Member of the Legislative Assembly of Quebec for Laprairie
- In office 1871–1875
- Preceded by: Césaire Thérien
- Succeeded by: Léon-Benoît-Alfred Charlebois

Personal details
- Born: December 27, 1838 La Prairie, Lower Canada
- Died: c. 1915 United States
- Party: Conservative

= Andrew Esinhart =

Canadian politician

Andrew Esinhart (December 27, 1838 – ca 1915) was a merchant and political figure in Quebec. He represented La Prairie in the Legislative Assembly of Quebec from 1871 to 1875 as a Conservative.

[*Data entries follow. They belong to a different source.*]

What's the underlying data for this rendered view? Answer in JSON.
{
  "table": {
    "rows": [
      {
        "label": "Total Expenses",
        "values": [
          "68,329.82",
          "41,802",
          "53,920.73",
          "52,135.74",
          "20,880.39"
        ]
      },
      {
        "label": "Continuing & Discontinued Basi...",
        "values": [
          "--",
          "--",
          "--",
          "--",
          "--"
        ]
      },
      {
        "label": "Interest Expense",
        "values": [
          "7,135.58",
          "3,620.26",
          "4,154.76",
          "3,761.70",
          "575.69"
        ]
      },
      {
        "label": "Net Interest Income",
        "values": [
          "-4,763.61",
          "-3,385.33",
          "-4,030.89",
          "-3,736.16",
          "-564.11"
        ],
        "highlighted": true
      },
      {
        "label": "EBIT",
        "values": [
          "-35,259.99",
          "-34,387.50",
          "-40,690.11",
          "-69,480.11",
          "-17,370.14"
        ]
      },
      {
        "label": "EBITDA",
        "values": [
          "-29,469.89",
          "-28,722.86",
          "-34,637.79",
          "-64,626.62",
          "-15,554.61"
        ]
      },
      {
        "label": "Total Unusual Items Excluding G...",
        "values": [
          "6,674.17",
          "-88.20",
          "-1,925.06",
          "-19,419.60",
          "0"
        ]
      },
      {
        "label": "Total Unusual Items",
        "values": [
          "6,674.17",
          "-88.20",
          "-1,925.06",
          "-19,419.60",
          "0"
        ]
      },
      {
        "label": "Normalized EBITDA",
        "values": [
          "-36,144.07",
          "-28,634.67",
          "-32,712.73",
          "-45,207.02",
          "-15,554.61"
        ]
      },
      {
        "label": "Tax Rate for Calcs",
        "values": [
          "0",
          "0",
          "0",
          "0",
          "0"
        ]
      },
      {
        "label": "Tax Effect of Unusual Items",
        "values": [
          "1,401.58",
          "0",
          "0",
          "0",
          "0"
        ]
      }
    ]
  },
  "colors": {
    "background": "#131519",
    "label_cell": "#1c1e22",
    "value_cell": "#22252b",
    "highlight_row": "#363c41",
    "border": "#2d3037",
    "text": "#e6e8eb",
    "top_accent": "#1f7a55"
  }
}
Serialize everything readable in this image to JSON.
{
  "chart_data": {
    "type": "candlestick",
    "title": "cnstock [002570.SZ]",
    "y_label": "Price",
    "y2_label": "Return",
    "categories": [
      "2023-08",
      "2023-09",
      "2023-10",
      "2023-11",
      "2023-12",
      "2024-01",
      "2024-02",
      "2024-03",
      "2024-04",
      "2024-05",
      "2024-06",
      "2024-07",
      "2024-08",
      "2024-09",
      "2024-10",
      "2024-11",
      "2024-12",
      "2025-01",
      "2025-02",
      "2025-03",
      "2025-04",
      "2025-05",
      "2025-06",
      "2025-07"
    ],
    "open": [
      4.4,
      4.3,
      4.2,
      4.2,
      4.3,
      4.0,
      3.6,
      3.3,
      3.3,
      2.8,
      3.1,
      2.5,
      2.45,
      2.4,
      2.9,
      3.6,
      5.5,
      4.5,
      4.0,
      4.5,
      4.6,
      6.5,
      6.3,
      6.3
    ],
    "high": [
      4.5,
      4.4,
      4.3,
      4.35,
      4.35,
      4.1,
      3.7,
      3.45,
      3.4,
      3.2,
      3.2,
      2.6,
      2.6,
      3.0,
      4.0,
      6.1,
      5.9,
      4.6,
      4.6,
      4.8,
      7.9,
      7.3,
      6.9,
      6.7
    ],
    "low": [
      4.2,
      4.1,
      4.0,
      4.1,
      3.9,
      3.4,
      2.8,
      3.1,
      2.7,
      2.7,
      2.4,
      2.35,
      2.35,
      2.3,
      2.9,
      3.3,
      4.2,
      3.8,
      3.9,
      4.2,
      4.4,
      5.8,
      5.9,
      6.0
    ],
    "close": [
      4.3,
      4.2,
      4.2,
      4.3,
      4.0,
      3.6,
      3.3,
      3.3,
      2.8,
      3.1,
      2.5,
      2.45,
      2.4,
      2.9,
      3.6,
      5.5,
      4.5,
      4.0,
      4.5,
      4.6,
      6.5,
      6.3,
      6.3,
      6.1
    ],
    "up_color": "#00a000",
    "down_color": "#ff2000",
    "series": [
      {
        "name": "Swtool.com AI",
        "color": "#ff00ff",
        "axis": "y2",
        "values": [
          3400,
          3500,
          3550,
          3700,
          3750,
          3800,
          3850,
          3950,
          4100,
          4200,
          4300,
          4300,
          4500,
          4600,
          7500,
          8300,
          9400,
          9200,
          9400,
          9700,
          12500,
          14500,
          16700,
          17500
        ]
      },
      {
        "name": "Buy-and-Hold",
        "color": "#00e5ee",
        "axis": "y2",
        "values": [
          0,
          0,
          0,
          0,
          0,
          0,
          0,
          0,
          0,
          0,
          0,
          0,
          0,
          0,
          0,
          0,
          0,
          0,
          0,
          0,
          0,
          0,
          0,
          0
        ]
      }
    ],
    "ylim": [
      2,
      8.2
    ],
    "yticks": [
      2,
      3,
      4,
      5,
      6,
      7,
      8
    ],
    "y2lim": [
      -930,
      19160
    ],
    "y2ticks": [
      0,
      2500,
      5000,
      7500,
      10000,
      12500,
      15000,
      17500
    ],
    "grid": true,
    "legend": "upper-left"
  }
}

He was born in La Prairie, Lower Canada, the son of Andrew Eisenhart and Charlotte Barbeau, and became a merchant there. Esinhart owned a sawmill at Sainte-Clothilde and also operated a brick factory which failed in 1870. In 1867, he married Marie-Ézelda Valotte. He was defeated by Léon-Benoît-Alfred Charlebois when he ran for reelection to the Quebec assembly in 1875. In 1876, he moved to Iberville, where he owned a general store and grain warehouse. Esinhart was mayor of Iberville from 1882 to 1883. He later moved to the United States, where he died around 1915.